Advocates of estate taxation have made two important converts, who have given their campaign a lot of credibility and publicity. They are Bill Gates Sr., father of the Microsoft guy, and George Soros, a billionaire investor. Since the estate tax is supposedly a tax on great wealth, and since these two men are extremely wealthy, it gets peoples' attention when those who appear to be victims of the tax support it. It may make those with modest wealth feel guilty about supporting estate tax repeal.
In January, Soros had this to say: "The estate tax is the least damaging of all our taxation because it does not interfere with wealth creation. It increases social equality. It is so obvious estate taxation is a valuable taxation and we should keep it."
Of course, it is true that a tax cannot affect someone who is dead. But to say that the estate tax has no effect on the living is ludicrous. It has an enormous impact on the work incentives of the living, once they are past the point of providing for themselves in retirement. For those who is well-to-do late in their working lives, one can reasonably add the estate tax rate to the tax rates they already pay on income and capital gains. This raises their overall tax rate to virtually confiscatory levels.
Also, many studies have shown that estate taxes drain capital from small businesses, force them to pay heavily out of current earnings for life insurance to pay the tax, encourage the sale of family businesses to larger competitors and lead to other actions that may not be justified economically. That is why economists have long held that the estate tax is especially pernicious.
For example, Adam Smith: "All taxes upon the transference of property of every kind, so far as they diminish the capital value of that property, tend to diminish the funds destined for the maintenance of productive labor."
C.F. Bastable: "Succession duties first of all possess the grave economic fault of tending to fall on capital or accumulated wealth, rather than on income; they therefore may retard progress."
Joseph Schumpeter: "As long as an inheritance tax remains a true inheritance tax, it always involves a conversion of capital into income, hence an act of economic waste which is damaging to all."
Gates, on the other hand, seems mainly concerned about the impact of eliminating the estate tax on charitable giving. Although much charitable giving is made through estates, this is only because people want to make sure they have enough to retire on before giving their assets away, and because estate tax rates are higher than income tax rates, thus increasing the value of charitable deductions.

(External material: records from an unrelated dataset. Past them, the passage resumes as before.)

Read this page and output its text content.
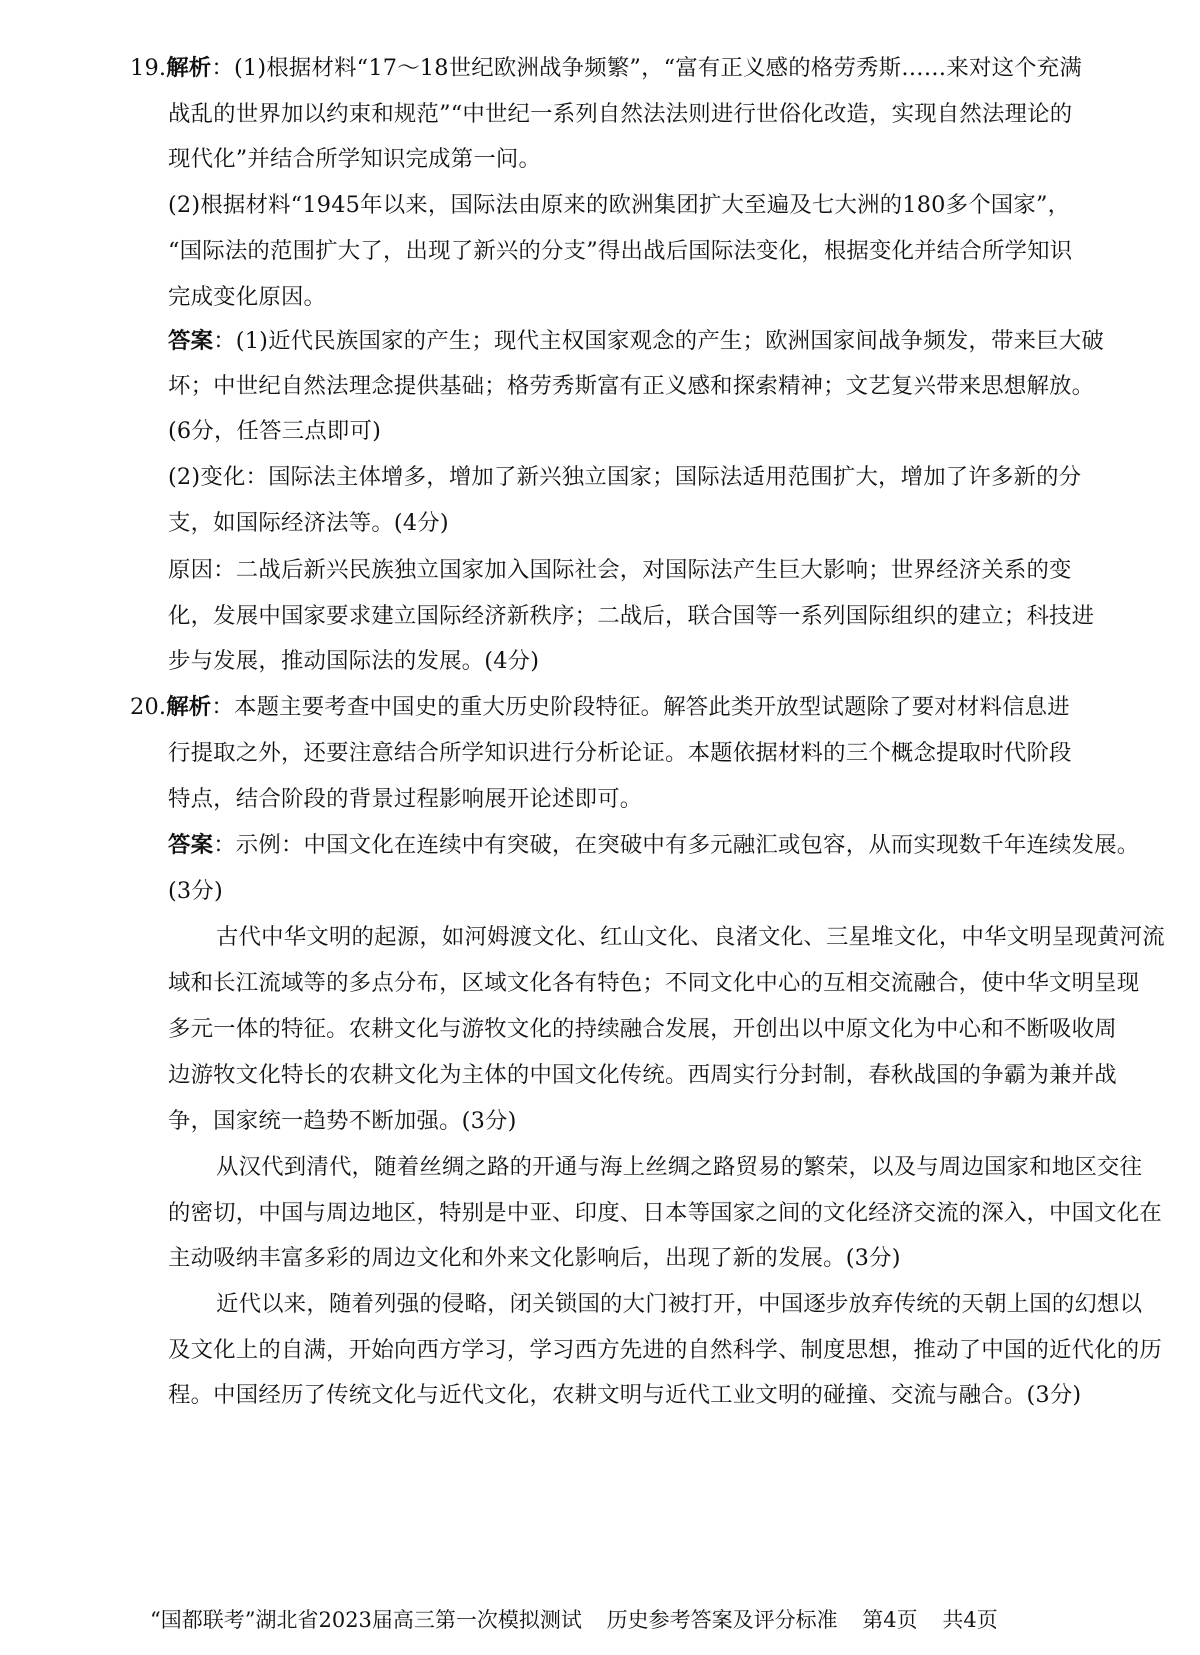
19.解析：(1)根据材料“17～18世纪欧洲战争频繁”，“富有正义感的格劳秀斯……来对这个充满
战乱的世界加以约束和规范”“中世纪一系列自然法法则进行世俗化改造，实现自然法理论的
现代化”并结合所学知识完成第一问。
(2)根据材料“1945年以来，国际法由原来的欧洲集团扩大至遍及七大洲的180多个国家”，
“国际法的范围扩大了，出现了新兴的分支”得出战后国际法变化，根据变化并结合所学知识
完成变化原因。
答案：(1)近代民族国家的产生；现代主权国家观念的产生；欧洲国家间战争频发，带来巨大破
坏；中世纪自然法理念提供基础；格劳秀斯富有正义感和探索精神；文艺复兴带来思想解放。
(6分，任答三点即可)
(2)变化：国际法主体增多，增加了新兴独立国家；国际法适用范围扩大，增加了许多新的分
支，如国际经济法等。(4分)
原因：二战后新兴民族独立国家加入国际社会，对国际法产生巨大影响；世界经济关系的变
化，发展中国家要求建立国际经济新秩序；二战后，联合国等一系列国际组织的建立；科技进
步与发展，推动国际法的发展。(4分)
20.解析：本题主要考查中国史的重大历史阶段特征。解答此类开放型试题除了要对材料信息进
行提取之外，还要注意结合所学知识进行分析论证。本题依据材料的三个概念提取时代阶段
特点，结合阶段的背景过程影响展开论述即可。
答案：示例：中国文化在连续中有突破，在突破中有多元融汇或包容，从而实现数千年连续发展。
(3分)
古代中华文明的起源，如河姆渡文化、红山文化、良渚文化、三星堆文化，中华文明呈现黄河流
域和长江流域等的多点分布，区域文化各有特色；不同文化中心的互相交流融合，使中华文明呈现
多元一体的特征。农耕文化与游牧文化的持续融合发展，开创出以中原文化为中心和不断吸收周
边游牧文化特长的农耕文化为主体的中国文化传统。西周实行分封制，春秋战国的争霸为兼并战
争，国家统一趋势不断加强。(3分)
从汉代到清代，随着丝绸之路的开通与海上丝绸之路贸易的繁荣，以及与周边国家和地区交往
的密切，中国与周边地区，特别是中亚、印度、日本等国家之间的文化经济交流的深入，中国文化在
主动吸纳丰富多彩的周边文化和外来文化影响后，出现了新的发展。(3分)
近代以来，随着列强的侵略，闭关锁国的大门被打开，中国逐步放弃传统的天朝上国的幻想以
及文化上的自满，开始向西方学习，学习西方先进的自然科学、制度思想，推动了中国的近代化的历
程。中国经历了传统文化与近代文化，农耕文明与近代工业文明的碰撞、交流与融合。(3分)
“国都联考”湖北省2023届高三第一次模拟测试 历史参考答案及评分标准 第4页 共4页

In any case, studies have shown that charitable giving is more a function of income than taxes. When incomes go up, so does charitable giving. The estate tax mainly affects the timing of giving, not the amount.
Lately, Gates has invoked the Bible to argue for the estate tax. "This notion that there's a God-given right to pass everything on to your kids, that's not in the commandments I've read," he recently said.
Actually, it is in the Bible. Proverbs 13:22 says, "A good man leaves an inheritance to his children's children." Numbers 36:8 says, "Every one of the people of Israel may possess the inheritance of his fathers." Ezekiel 46:18 says that the state has no right to interfere: "The prince shall not take any of the inheritance of the people, thrusting them out of their property."
However, the most emphatic repudiation of wealth redistribution appears in Luke 12:13, in which Jesus acknowledges the value of wealthy people to society as a whole: "The land of a rich man brought forth plentifully." Echoing Ezekiel, he said, "Man, who made me a judge or divider over you?" In other words, it is up to each individual to decide how to distribute his wealth -- in life or at death -- not the state. Taking the wealth of rich men by force is neither moral nor efficient.
Of course, Soros and Gates are entitled to their opinions and to do what they wish to do with their own wealth. But their views about estate taxation are without merit.
Bruce Bartlett is a former senior fellow with the National Center for Policy Analysis of Dallas, Texas. Bartlett is a prolific author, having published over 900 articles in national publications, and prominent magazines and published four books, including Reaganomics: Supply-Side Economics in Action.